我们很不愿意提及的“极权主义”就是这样来到我们中间的。

横行无阻的权力怪兽就是这样来到我们中间的。

亨廷顿在同一本书中还指出,西方自由民主国家和东方极权主义国家政府的统治都是行之有效的,都属于有效能的政治体系,我认为这个判断是准确的,经由民主和暴力确实都可以控制社会。问题在于,对后者而言,暴力是否具有天然合理性?暴力是否应当成为必需?亨廷顿说,在发展中国家,“首要问题不是自由,而是建立合法的公共秩序。人类可以无自由而有秩序,但不能无自由而有秩序。”就一般原则来说这当然是一个很好的说法,但是我们必须注意到,当我们为了国家和自身的发展心甘情愿接受暴力统治的时候,我们的国家借助于国家意志建立起来的公共秩序,难道真的是合法的吗?

答案是否定的。

是的,我们的确心甘情愿接受过国家的强制,因为那时候我们不怀疑国家的终极目标就是亨廷顿所说的“合法的公共秩序”,文化大革命前的17年就是这么过来的。

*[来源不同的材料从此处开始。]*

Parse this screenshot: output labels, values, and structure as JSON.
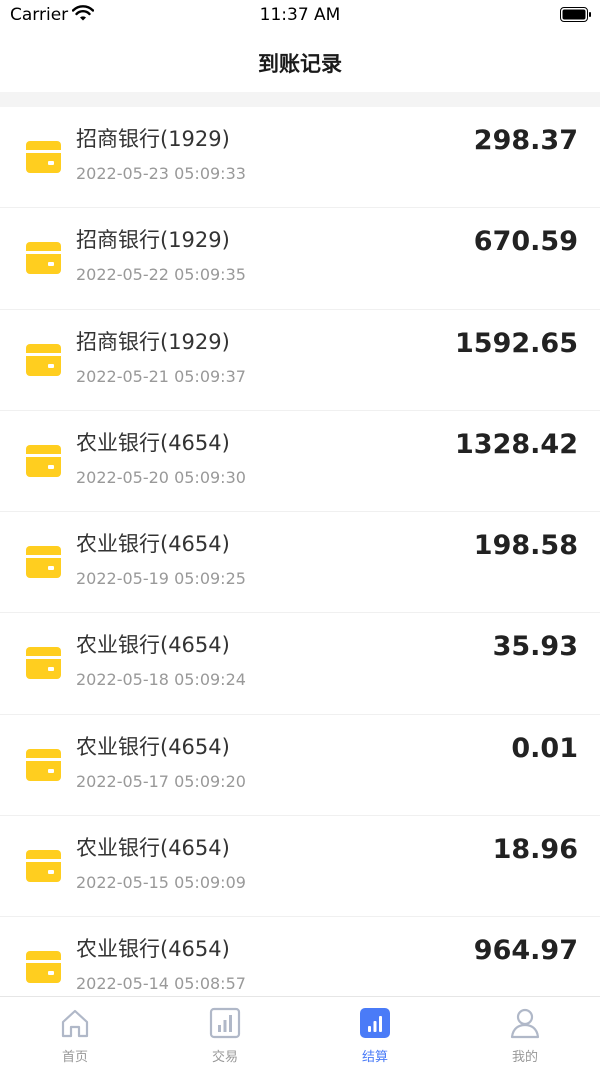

然而,经历过无数次政治愚弄,经历过难以尽述的经济剥夺,我们确知了政府不是政治哲学中的抽象概念,它是由具体的人组成的集团,当这个集团以国家的名义通过暴力追求私利而非民众福祉的时候,我们当然也就无法再认同国家政治作为一种暴力的合法性,我们也就无法再认同经由暴力营造出来的公共秩序的合法性。

5

我应当具体分析一下文章开头罗列的拆迁事件了。

行文至此,我似乎又觉得没有什么可说的了。

我当然可以说,在国家意志驱使下,政府的暴力强拆事件正在逼迫民众进行暴力抵抗,社会进入到了最后博弈的危险之境;我也可以证明现有的行政控制体制严密到无以复加的程度,它所导致的社会后果不仅是压制人的个性,还使整个社会失去活力,更重要的是,它在客观上纵容和支持着政府暴力……所有这些论说不是都涵盖在上面似乎有些抽象的议论中了么?还有什么可说的呢?

我们只是一些手无缚鸡之力的书生,除了写写文章说说感觉到的东西,什么也做不了,倒是那些“死给制度看的人”,那些给暴力拆迁者写“死亡告示”的人,那些对政府暴力说不的人,让我们充满了敬意,历史是由他们书写的。

美国政治学者珍妮·科克帕特里克把专制制度分为两种:传统的或者说善意的专制和革命的或者说恶意的专制,“一般而言,传统的专制主义容忍社会的不平等、残暴和贫困,而革命的专制主义本身就制造这些东西。”(珍妮·科克帕特里克:《各种独裁制度和简单的尺度》)

但是这不是作为终结的历史状况。

专制主义最终将被自己制造出来的东西埋葬,这既是历史规律,又是我们越来越明晰地感觉到的现实。